Because both of these stories are about timing, not fundamentals.
The fundamentals in SF are simple: supply is frozen. Housing regulations make it nearly impossible to build new housing, let alone single-family homes. The city will never permit another single-family home when it has a public liability to build multi-family housing on every plot of available land. Average building permit time is three years. This isn't a bug. It's a feature. San Francisco does not want to build.
And demand is about to spike. The AI boom started in early 2023 and tech wealth creation historically has an 18-month lag before it hits housing. We are entering that window now. A generation of mid-to-senior engineers and tech workers are about to get very liquid. OpenAI, which is headquartered in SF, pays their 4000+ employees an average wage of $1.5 million a year. For context were only 5000+ home sales in San Francisco last year.

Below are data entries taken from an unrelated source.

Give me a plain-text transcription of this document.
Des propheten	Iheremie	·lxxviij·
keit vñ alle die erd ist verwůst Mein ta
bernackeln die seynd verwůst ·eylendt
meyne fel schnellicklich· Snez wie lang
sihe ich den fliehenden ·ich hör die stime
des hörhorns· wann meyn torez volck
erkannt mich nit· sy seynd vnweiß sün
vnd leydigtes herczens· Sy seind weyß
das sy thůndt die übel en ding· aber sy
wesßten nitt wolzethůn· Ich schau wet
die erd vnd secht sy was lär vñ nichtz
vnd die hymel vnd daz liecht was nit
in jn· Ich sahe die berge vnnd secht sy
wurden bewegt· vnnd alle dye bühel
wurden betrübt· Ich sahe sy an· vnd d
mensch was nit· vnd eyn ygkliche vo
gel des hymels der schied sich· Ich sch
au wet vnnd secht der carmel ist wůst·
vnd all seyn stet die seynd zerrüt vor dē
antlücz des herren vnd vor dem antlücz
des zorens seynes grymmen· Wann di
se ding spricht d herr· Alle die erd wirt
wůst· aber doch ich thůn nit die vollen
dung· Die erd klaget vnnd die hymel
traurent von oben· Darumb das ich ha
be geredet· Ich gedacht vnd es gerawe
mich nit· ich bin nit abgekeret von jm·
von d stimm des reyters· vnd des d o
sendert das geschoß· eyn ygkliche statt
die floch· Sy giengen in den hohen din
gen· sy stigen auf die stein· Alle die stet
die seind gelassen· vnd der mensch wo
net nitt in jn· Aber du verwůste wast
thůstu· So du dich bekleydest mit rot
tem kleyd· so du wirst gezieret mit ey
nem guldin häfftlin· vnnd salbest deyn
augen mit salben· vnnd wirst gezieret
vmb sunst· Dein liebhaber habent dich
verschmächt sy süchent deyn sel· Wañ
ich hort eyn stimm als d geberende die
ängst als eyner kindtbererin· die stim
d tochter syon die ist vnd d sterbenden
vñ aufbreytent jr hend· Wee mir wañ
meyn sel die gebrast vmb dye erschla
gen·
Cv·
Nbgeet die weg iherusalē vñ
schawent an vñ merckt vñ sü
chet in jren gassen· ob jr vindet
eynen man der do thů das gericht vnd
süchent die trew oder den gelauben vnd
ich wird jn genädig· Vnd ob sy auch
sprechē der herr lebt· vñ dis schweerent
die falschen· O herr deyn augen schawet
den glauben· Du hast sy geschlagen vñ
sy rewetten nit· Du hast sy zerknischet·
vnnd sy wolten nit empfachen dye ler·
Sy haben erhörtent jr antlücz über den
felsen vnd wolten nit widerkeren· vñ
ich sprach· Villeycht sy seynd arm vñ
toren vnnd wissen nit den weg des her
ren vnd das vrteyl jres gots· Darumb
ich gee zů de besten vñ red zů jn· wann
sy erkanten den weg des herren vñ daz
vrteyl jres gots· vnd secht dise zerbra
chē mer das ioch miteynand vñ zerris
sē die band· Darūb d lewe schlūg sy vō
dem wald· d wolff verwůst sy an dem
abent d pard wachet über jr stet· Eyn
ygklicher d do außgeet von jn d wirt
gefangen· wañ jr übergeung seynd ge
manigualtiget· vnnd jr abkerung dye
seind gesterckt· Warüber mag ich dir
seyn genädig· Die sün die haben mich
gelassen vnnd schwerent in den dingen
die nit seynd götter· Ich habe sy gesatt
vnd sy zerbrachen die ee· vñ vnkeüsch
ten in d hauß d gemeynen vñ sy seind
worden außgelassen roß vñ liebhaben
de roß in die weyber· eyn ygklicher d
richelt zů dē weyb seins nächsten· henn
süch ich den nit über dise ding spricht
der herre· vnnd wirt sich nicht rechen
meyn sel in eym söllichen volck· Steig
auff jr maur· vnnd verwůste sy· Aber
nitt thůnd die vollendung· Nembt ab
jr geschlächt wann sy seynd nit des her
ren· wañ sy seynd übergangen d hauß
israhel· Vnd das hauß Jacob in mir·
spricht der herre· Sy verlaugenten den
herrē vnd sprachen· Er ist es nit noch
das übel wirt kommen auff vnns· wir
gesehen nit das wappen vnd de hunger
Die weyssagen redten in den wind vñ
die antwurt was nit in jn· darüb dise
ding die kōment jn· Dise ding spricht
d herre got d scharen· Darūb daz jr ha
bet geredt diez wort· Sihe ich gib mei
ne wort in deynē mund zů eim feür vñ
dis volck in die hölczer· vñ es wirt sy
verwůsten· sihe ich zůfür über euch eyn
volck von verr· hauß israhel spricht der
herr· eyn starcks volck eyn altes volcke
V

Let’s tack on the fact that this demand will create a bifurcation of wealth inequality. Rising housing prices have generally been complemented with adding renter protections to existing residents. Add in another factor of rapidly growing senior citizen count in San Francisco and the gap continues to widen between the haves and have-nots.
The goal to prevent this of course, is to build more housing. But the not building is a feature of San Francisco and not a bug. Part of the value of SF is like the value of Rome, living in a landscape of it’s time that does not change. The people in the city want it this way.
The cautionary tales above aren’t arguments against buying. They’re arguments against buying without a 10-year horizon.
So frozen supply. Incoming liquidity. Do the math.